32    That is the same instruction with which the High Court dealt in Fellowes. The first difficulty with the argument is that the AAT made no reference to this instruction and did not implement it. Rather than concluding that the applicant’s MDD gave rise to the same impairment as the PTSD, the AAT declined to assess that separate condition at all upon the basis that the applicant’s overall condition reflected whole person impairment of 50%. The AAT then concluded that, as liability to that level had already been accepted, no further compensation was payable.

33    The second difficulty with the respondent’s argument is that PTSD and MDD are separate clinical conditions. Although they may overlap, they are not co-extensive clinically. The respondent appeared to rely on the fact that each met the same description in the Guide for an assessment of whole person impairment at 50% but any approach of this kind overlooks the fact that the test of impairment to be satisfied is that arising under s 24(5) of the SRC Act, which is given content by the definition in s 4 of SRC Act, set out earlier. In Fellowes, the High Court emphasised (at [25]-[26]) that, when the instruction about combined impairments set out above is being considered, attention must be given to the “particular identified effect” which has resulted from each of two or more injuries. The medical evidence before the AAT was that the effect of one injury (PTSD) could not be fully equated with the effect of the other (MDD).

34    The respondent attempted to meet this difficulty by arguing that each impairment (PTSD and MDD) affected the same body part (the brain) or the same bodily system or function (the psyche).

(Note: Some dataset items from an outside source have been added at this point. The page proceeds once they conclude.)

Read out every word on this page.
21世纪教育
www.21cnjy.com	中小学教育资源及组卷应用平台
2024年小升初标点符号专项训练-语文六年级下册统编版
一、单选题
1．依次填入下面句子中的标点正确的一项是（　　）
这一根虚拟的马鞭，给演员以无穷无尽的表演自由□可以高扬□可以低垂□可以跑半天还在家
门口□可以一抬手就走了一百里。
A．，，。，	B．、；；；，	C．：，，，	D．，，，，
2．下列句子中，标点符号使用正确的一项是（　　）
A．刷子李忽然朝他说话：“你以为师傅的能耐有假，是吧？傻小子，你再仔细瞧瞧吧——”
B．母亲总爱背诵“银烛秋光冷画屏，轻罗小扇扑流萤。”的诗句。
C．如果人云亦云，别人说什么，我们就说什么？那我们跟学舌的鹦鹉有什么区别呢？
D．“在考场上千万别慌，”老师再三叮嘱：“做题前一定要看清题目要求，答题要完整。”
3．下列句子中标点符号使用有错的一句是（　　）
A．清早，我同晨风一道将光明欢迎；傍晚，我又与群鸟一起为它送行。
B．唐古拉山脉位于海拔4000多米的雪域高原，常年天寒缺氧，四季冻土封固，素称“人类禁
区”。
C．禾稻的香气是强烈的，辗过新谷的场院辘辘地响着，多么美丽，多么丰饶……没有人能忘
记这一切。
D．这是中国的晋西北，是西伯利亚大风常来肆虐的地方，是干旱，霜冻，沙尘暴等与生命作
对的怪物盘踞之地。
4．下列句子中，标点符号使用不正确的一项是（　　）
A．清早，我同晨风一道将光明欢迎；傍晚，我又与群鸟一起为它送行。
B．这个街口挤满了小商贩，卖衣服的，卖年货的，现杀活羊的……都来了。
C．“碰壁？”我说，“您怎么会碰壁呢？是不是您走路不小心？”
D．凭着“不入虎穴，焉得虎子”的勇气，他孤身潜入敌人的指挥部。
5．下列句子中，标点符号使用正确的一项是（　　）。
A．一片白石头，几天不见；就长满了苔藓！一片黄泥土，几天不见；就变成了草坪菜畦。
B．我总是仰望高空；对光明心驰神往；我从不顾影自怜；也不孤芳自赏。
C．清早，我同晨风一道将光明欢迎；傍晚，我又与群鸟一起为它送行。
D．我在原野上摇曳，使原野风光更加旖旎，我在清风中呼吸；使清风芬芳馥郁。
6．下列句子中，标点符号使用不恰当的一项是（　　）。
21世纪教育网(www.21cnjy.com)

The respondent argued that Fellowes precluded separate assessment of two impairments to the same body part. We do not agree. That question was not addressed in Fellowes. The fact that, in Fellowes, two different knees were involved emphasised the need for separate assessment of the consequences of each injury, even though overall functioning was not made any worse by the second injury. The High Court did not say it was not possible to obtain compensation for two injuries to the same body part. The High Court said that where the same impairment was alleged, the matter had to be judged by reference to the “particular identified effect” of each injury.

35    In our view, the attempts by the respondent to defend the approach taken by the AAT (on grounds substantially different from the AAT’s own reasoning) should not be accepted. The AAT should have made a separate assessment of the impairment arising from the applicant’s MDD. If it was suggested that such an examination would reveal the same impairment as the PTSD, the suggestion would need examination in the manner directed by Fellowes.

Aggravation of post-traumatic stress disorder

36    Assessment of the aggravation of the PTSD arising from service in Rwanda by the psychological aftermath of the parachute accident must be approached with the same principles in mind. The AAT has accepted that aggravation of the applicant’s PTSD represents a separate injury. In principle, therefore, compensation must be assessed on that basis.

37    Dr Dinnen’s first report made separate assessments for each of the three injuries. There does not appear, therefore, to be any evident reason why that cannot be done. If it is claimed that aggravation of the PTSD is the same impairment as the PTSD pre-aggravation (which seems logically impossible) or that it is the same impairment as the MDD, the assessment of that claim must be carried out in accordance with the direction in Fellowes. In our respectful view, it is insufficient to say only that both affected the applicant’s brain.

Conclusion

38    The AAT misconstrued the SRC Act. That was an error of law. The matter should be remitted to the AAT for hearing and determination according to law. The applicant should have his costs of the present proceedings.

I certify that the preceding thirty-eight (38) numbered paragraphs are a true copy of the Reasons for Judgment herein of the Honourable Justices Cowdroy, Buchanan and Katzmann.